To identify force majeure events in a contract, it is necessary to compare and compare key elements of the force majeure clause in contracts according to different criteria of law provisions:
According to Article 156.1 – 2015 Civil Code, the “force majeure event” is interpreted as an event that occurs objectively which cannot be foreseen and cannot be overcome even though all necessary measures have been taken and ability allows. That is, events or phenomena are considered force majeure events when events and phenomena of individuals and organizations cannot be foreseen and controlled and events and phenomena leave uncontrollable consequences after the avoidance and remedy, even though necessary measures have been taken.
Thus, from the above analysis, in order to exempt the breaching party from liability, the violating party must prove that Covid-19 translation is a force majeure event.
According to Article 294.1.b – 2005 Commercial Law, the “force majeure event” is the case of being exempted from liability for the breach of the contract and when the force majeure occurs, to be exempt from the liability of The breaching party, the violating party must promptly notify and prove that phenomena and events that occur affecting the work, contract performance tasks and beyond their calculation it is objective and it cannot prevent or overcome the consequences, even though the necessary measures have been taken.
Thus, commercial law allows the violating party to exempt the breaching party from liability if it proves that the Covid-19 translation is a force majeure event.

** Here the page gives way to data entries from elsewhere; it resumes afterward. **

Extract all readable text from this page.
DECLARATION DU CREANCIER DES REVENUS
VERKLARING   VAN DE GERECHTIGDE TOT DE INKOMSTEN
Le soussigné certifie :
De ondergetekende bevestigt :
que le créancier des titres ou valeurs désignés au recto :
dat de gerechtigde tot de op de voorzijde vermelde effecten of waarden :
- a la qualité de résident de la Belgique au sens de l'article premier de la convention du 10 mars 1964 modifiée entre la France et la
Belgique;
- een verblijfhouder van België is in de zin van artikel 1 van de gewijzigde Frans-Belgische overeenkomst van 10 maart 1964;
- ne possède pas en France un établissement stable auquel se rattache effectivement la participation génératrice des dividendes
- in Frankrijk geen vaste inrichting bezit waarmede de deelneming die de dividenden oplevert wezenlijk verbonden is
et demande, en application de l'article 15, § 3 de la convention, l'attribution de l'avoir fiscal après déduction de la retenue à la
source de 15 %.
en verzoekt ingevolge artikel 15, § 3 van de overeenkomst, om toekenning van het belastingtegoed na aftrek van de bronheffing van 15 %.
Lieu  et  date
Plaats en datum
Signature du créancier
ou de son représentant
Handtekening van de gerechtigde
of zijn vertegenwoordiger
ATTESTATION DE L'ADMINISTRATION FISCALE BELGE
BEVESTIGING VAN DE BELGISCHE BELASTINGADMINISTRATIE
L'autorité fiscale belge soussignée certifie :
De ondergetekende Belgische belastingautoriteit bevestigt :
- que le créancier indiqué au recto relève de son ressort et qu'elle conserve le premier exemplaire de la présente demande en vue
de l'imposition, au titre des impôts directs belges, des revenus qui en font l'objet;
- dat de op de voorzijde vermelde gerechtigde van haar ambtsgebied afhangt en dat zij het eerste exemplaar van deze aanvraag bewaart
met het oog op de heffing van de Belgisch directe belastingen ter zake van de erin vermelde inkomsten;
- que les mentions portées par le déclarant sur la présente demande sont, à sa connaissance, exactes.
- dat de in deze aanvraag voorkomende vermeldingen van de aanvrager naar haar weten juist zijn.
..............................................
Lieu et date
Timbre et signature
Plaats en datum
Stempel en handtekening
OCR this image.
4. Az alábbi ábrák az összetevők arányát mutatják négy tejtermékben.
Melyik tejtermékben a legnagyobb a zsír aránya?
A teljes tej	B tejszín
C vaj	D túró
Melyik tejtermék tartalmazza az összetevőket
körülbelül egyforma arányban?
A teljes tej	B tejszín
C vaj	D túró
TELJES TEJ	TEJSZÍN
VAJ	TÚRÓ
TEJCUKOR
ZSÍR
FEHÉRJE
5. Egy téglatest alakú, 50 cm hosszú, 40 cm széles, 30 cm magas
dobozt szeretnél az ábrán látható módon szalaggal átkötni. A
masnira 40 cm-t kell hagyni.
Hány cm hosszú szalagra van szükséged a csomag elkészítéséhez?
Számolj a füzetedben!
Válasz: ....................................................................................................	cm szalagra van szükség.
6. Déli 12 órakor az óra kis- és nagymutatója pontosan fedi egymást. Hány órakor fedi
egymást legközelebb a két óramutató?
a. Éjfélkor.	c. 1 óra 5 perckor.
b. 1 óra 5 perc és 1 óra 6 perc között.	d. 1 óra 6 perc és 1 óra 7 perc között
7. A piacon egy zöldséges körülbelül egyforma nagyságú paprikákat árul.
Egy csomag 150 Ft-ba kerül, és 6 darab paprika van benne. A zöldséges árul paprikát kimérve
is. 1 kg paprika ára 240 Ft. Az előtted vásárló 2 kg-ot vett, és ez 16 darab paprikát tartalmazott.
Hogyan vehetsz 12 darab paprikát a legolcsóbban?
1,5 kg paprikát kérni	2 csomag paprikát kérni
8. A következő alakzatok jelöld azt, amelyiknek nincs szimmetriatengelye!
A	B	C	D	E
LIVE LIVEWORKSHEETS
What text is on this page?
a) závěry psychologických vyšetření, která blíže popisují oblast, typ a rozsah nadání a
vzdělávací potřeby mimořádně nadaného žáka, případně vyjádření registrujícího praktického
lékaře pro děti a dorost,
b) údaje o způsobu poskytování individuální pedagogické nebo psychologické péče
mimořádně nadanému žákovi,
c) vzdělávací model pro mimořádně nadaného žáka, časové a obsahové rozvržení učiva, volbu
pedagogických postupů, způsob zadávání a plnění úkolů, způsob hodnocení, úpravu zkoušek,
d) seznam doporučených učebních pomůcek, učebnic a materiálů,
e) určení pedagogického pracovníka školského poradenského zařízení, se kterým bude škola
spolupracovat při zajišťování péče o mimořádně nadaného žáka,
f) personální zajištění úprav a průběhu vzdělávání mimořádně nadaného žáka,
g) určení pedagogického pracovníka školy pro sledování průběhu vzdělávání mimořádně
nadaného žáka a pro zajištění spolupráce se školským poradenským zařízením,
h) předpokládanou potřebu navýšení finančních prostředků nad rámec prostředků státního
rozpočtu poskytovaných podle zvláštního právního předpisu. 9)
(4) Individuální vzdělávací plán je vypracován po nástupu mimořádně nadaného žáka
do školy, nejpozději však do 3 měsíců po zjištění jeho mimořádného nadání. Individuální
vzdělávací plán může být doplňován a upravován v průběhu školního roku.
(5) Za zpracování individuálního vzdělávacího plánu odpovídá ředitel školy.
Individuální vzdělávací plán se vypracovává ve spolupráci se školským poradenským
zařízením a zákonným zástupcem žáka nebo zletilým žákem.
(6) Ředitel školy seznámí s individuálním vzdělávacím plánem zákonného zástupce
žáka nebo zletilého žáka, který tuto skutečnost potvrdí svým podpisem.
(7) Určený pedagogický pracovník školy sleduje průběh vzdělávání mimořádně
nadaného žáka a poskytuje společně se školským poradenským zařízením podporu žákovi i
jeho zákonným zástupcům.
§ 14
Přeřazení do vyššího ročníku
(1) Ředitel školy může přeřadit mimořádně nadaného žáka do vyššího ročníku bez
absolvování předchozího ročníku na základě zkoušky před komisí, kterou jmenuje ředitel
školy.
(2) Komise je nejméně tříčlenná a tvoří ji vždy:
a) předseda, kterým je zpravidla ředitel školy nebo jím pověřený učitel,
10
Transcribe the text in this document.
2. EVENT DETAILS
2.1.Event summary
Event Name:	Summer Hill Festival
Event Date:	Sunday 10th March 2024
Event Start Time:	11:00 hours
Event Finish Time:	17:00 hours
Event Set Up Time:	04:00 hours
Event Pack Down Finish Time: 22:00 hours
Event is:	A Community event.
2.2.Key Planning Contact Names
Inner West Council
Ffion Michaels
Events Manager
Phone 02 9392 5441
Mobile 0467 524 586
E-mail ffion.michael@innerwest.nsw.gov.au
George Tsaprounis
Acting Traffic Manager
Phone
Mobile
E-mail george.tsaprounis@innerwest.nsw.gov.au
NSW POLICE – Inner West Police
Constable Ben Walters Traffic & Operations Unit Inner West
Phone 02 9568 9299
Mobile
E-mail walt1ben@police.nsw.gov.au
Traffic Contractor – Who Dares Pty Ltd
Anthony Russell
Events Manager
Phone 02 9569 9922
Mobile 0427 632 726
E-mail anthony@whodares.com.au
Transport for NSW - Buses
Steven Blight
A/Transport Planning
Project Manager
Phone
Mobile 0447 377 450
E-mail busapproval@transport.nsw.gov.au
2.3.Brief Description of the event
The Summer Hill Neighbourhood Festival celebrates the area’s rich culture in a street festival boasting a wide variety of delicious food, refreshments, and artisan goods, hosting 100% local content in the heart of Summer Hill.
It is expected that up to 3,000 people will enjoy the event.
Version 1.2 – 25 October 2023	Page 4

Under the United Nations Convention on contracts for international sales (Vienna Convention 1980), the breaching party is exempt from liability if the breaching party demonstrates that such failure was caused by an objective obstacle. It is beyond their control and they cannot calculate, be objective and it cannot prevent or remedy the consequences even though the necessary measures have been taken.
Consequently, under the 1980 Vienna Convention to view the translation of Covid-19 is exempt from liability to the breaching party if it satisfies the conditions specified in paragraph 1 of Article 79 of the 1980 Vienna Convention.
Criteria to be exempt from contract breaches due to force majeure events are at least 3 points below:
(1) There is a force majeure event under the terms of the contract;
(2) The delay in the contract performance is due to a force majeure event;
(3) The obligor must notify the other party of the failure to perform the contract due to a force majeure event within a certain period of time.
For Vietnamese enterprises when applying a force majeure event caused by the Covid-19 pandemic to be exempt from liability due to a breach of the contract:
(1) Review of contract terms and disease facts. Is the consequence of the pandemic a force majeure? What obligations should be performed to consider a pandemic as a force majeure event, which is exempt from liability such as the obligation to notify, the obligation to take remedial measure.
(2) Collect and arrange evidence of delay or obstruction of contract performance due to a force majeure event that is the Covid-19 translation;
(3) Consider the evidence of how the Covid-19 pandemic affects the supply chain in relation to the contract and the interim emergency measures related to the supply chain;
(4) Review and apply appropriate mitigation measures to avoid or reduce the impact on contract performance.